If your child suddenly develops an aversion to sleeping, there may be a deeper problem at hand. If it’s a younger child, they may be dealing with an unusual amount of anxiety and worry. Young children often want to please their parents in any way they can. If they feel as if they aren’t doing the best they possibly can in school, it may be detrimental to their physical and mental health. The desire to please can create a constant fear of upsetting their parents. If you can’t solve the sleeping or eating issues on your own, you may need to get medical assistance. There are numerous medical programs in the united states that can help you and your child work through these problems.
Older children and teens experiencing high school for the first time may display sleeping and eating problems as well. If you have older children or teens dealing with these issues, they may turn to more extreme methods of dealing with it, such as substance abuse. If you suspect that your teen has a substance use disorder, you need to find the proper substance abuse services to help.
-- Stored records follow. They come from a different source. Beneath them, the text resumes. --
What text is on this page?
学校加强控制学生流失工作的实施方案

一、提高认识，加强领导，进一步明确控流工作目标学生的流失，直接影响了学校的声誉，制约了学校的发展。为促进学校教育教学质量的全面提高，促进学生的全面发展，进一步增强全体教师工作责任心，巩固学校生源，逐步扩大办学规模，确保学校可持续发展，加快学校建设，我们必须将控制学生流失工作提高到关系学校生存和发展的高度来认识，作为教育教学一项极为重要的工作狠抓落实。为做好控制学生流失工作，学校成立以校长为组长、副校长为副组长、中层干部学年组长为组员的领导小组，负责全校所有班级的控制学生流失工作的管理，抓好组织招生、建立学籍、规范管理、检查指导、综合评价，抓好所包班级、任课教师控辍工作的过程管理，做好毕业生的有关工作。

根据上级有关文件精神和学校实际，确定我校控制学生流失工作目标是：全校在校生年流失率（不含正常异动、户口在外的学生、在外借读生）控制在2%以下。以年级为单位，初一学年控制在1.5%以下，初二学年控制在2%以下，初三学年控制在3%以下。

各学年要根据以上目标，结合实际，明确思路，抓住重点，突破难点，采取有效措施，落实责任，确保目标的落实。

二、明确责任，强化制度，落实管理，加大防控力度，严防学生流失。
While most children’s academic problems stem from difficulties with learning and understanding the material they receive in school, some children experience problems in school because they don’t feel challenged. They feel like none of their classes apply to them because everything is too easy, so they don’t bother giving it their full effort. Suddenly your A-plus student is consistently receiving bad grades while simultaneously complaining about being bored at the same time.
As a parent, this can be frustrating to deal with and understand. However, It is vital to get down to the root of the problem. You may have to get your student tested to see if they are in the right grade level. It may also be a good idea to get them involved in advanced classes if they prove to be experiencing poor class performance because they feel like their school work is too easy. They may have a particular need for classes geared more toward their learning speed.
It can be easy as a parent to feel like you are over-involved when it comes to your children, but it’s important to keep an eye on your child’s academic endeavors. Staying on top of your child’s academic performance does not make you a helicopter parent. If you miss even the slightest change in their academic performance, it can lead to a long battle with behavioral problems. These problems can follow them to adulthood and lead to a delayed start in their adult life. Make sure to look out for any of these signs and address them as quickly and carefully as you can.